I’m not sure where your OOM exception comes from, but I’d be surprised if it was related to IDs.

The fact that you’re still getting an OOM with all parameters set to 1 is interesting… Obviously that’s not a useful configuration as it will be super slow, but it definitely should have a low memory footprint.

There may be a problem with your mapping? Some eager or @IndexedEmbedded association that, in your new data, happens to point to thousands of entities, and thus triggers a lot of database operations even though just one entity is being indexed?

I suggest you check the SQL queries being run, either through Hibernate ORM logs or the logs of your DBMS. If one single query is returning thousands of rows, that’s your problem right there.

Another way to tackle the issue is to take a memory dump and use a specialized tool to try to infer what is taking up so much memory. But it will probably be hard to make sense of all this data.

The reason I mentioned the loading them all into memory is there is a query “select this_.object_id as y0_ from object_base this_” that is ran within mysql-connector-java. This is the method that takes around 10 mins and during which the memory climbs to around 3gb. It returns a ResultSet, within that is a ResultsetRowsStatic object and within that is an ArrayList with 25 million objects. Each object appears to contain an 8-12 byte array, the values of which seem to be the decimal value of each character in the ID when using UTF-8 encoding. This always happens before any data is indexed, no matter the parameters set in the MassIndexer, and after this indexing continues as normal, at least when ran on my local machine. What I find interesting is this should only equate to roughly 250mb of data, but either way is concerning.

As for the mapping its possible. The mapping isn’t great (old code we have taken over) and the data we pulled over xmas was several years old, so could have caused issues not seen in the newer data. I can take a look at the SQL and go from there?

Thanks once again for your speedy help on these issues, really appreciate the time and effort :slight_smile:

Ah… MySQL and fetch size. A classic.

So, the thing is, we’re using scrolling to gather the IDs. We run a single query, but fetch rows by pages of 150 elements. With all databases and JDBC drivers, this works fine.
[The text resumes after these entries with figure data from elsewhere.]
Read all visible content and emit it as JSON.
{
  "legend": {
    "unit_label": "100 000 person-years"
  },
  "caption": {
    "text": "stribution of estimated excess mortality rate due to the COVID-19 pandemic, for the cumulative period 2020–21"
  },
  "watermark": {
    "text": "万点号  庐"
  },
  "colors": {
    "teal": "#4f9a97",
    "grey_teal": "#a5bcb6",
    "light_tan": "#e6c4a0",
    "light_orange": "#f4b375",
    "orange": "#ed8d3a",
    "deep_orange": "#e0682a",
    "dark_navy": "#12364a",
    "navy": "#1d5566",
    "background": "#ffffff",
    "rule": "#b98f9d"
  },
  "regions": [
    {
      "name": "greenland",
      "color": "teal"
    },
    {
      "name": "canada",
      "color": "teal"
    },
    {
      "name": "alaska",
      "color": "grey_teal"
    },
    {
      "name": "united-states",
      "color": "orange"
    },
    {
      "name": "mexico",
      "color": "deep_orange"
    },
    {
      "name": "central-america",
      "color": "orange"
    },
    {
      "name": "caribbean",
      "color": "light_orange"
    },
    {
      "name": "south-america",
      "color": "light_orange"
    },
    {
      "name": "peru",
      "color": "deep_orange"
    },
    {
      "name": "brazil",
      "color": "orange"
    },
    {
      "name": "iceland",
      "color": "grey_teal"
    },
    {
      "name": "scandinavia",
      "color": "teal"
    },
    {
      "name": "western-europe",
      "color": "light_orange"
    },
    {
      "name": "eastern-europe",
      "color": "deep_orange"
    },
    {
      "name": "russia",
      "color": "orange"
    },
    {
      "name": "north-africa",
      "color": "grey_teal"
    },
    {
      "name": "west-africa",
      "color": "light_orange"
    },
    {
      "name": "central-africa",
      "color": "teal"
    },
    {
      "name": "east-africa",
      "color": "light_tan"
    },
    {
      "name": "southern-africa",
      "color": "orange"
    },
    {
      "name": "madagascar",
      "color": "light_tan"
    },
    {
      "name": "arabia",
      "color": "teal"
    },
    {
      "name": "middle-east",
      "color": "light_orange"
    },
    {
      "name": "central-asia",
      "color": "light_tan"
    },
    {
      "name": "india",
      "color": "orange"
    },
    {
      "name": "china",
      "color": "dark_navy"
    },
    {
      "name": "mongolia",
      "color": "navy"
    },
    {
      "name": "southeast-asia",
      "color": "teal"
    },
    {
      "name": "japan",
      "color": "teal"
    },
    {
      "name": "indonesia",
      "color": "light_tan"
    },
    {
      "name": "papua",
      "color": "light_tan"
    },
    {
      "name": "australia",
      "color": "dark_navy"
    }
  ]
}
But… not with MySQL. The MySQL JDBC driver does not allow to select how many rows to fetch. You can set the JDBC fetch size to 1000, 150 or 1, it does not matter: it will always pre-fetch all rows immediately. Resulting in the crash of your application.
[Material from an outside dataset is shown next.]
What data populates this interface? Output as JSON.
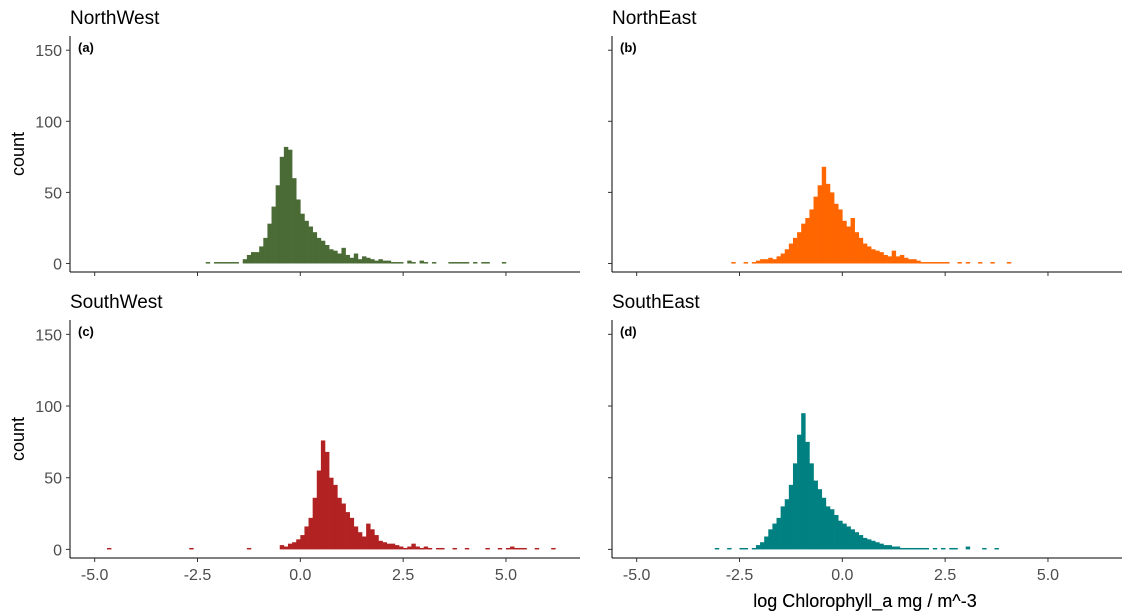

The javadoc of idFetchSize actually mentions this problem and offers the solution:

	/**
	 * Specifies the fetch size to be used when loading primary keys
	 * if objects to be indexed. Some databases accept special values,
	 * for example MySQL might benefit from using {@link Integer#MIN_VALUE}
	 * otherwise it will attempt to preload everything in memory.
	 * @param idFetchSize the fetch size to be used when loading primary keys
	 * @return {@code this} for method chaining
	 */
	MassIndexer idFetchSize(int idFetchSize);

So, try this:

fullTextEntitymanager.createIndexer(Object.class)
        .typesToIndexInParallel(1)
        .batchSizeToLoadObjects(75)
        .cacheMode(CacheMode.NORMAL)
        .threadsToLoadObjects(32)
        .idFetchSize(Integer.MIN_VALUE) // <= HERE
        .progressMonitor(indexMonitor)
        .startAndWait();

You have once again saved the day! Sorry for not seeing that in the JavaDoc, and thanks for the quick help! As an added benefit we are now building at 50-100% quicker because of the memory that has been free’d up!

1 Like

No problem, glad I could help :slight_smile: